Partition pour un poilu (Matts)
Je ne l’aime pas mais tant pis. Il est déjà trop tard, la baguette a déjà caressé l’air étouffant du Von Verdunen Hall où se joue « Concerto pour un violoncelle » de Felipe Petâïni...
A ma gauche, les premiers abattent leurs épées sur les boyaux, les aigüs des violons se font entendre, la mélodie douce, simple volupté des coeurs et des esprits, chatouille mes oreilles. Aux plaisirs des sens s’ajoutent les souvenirs précieux d’essais échoués où le coup n’atteignait pas sa cible, mais déjà les seconds s’invitent et sonnent le clairon, les flûtes apportent leur part de sensibilité, les vents viennent caresser mon âme, la transe monte en moi.
A ma droite, un obus éclate, les graves de l’orgue se font entendre, j’ai peur, je tremble, je transpire, j’ai peur, j’ai froid, j’ai chaud, je tremble, j’ai peur, les notes me percutent de plein fouet, s’abattent sur moi telle la vipère sur le rongeur, je tremble, j’ai peur ; première représentation et la musique se joue de moi, l’homme à la baguette se moque de moi. J’ai peur. Je tremble. C’est à moi !

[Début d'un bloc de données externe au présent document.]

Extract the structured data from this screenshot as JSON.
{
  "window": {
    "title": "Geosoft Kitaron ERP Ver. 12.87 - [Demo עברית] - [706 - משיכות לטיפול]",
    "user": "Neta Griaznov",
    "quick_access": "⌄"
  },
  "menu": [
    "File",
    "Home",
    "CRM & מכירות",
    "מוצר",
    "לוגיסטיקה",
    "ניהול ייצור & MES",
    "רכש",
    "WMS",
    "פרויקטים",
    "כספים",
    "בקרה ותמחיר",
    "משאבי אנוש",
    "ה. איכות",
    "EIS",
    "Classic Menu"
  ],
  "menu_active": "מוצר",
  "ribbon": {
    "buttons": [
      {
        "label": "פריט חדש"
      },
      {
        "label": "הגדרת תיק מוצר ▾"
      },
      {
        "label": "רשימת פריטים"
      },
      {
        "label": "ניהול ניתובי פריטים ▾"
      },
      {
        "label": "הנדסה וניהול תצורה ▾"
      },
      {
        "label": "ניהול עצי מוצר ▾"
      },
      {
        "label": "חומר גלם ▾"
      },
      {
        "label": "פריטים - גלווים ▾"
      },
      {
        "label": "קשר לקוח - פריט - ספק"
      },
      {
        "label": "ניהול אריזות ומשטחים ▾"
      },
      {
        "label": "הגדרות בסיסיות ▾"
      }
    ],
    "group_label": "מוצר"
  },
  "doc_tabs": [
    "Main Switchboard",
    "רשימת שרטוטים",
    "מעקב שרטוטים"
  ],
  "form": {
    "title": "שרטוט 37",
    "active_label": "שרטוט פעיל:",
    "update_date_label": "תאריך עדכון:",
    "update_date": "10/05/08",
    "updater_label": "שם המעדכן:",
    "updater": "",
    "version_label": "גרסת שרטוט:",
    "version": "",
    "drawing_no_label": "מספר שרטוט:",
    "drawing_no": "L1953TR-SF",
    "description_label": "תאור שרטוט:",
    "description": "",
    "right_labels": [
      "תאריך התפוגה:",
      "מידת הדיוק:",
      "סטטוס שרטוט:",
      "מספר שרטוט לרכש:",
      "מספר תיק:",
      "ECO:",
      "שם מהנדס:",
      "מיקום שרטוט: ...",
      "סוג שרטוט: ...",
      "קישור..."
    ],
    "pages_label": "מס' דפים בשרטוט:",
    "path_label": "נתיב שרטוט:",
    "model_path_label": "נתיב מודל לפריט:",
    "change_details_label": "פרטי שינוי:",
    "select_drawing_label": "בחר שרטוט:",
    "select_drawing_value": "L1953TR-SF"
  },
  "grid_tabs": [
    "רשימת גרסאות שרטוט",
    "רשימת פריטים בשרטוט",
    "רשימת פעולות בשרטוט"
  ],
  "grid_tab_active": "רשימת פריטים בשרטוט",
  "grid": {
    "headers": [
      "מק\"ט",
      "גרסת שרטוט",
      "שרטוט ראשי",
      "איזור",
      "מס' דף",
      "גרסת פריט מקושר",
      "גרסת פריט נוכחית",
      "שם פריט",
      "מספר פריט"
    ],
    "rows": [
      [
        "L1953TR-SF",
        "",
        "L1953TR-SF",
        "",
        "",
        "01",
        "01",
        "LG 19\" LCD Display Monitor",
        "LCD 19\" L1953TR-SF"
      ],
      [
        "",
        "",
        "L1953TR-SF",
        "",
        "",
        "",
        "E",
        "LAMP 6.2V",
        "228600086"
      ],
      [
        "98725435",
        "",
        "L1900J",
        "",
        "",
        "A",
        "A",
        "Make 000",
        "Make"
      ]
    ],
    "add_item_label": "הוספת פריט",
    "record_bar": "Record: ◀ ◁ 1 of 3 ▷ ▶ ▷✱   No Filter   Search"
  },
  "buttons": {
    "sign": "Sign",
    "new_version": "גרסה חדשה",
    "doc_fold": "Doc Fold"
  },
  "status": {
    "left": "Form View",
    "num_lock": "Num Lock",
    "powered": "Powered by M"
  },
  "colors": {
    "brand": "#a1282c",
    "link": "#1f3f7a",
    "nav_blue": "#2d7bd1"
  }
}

Je fais corps avec mon arme, la flèche percute violement la corde de mon arc et mon moment de gloire démarre ; ma main gauche en haut, ma main droite en bas et la symphonie se joue d’elle-même, tout se passe si vite, trop vite, les sons sortent-ils tout seuls de mon instrument ? Ma main droite voltige, glisse sur les quatre cordes resserrées, enfin ma transe atteint son paroxysme, je me sens sortir de mon corps, je ne contrôle plus rien, mes membres se jouent de moi, mais qui contrôle mon corps ? Je me perds dans cet infini de sons, de bruits qui renforcent mes peurs, mes doutes ; la symphonie court sur son lit de notes, tire des mi, des do, des la, des si…
Et si…
Et si à ma droite, les vocales n’étaient pas entrées en jeu, peut-être aurais-je connu l’accalmie, mais elles hurlent, pleurent, jurent, ordonnent et hurlent, le brouillard se jette sur moi, je fais corps avec ma troupe, à ma droite les aigûs, à ma gauche les graves et au centre moi. Moi qui abats les notes comme une habitude, je suis une machine, je suis l’instrument. Je jette enfin mes dernières forces, tire les dernières notes, le silence approche, on le sent : les voix se sont se tues ; les graves ont cessés ; les vents se sont apaisés et les aigûs se sont raréfiés.
Une ultime salve d’applaudissements a conclu cette matinée et le silence est enfin redevenu maître. Au loin les premières lueurs du 15 décembre 1916 sont apparues, illuminant cette horrible partition.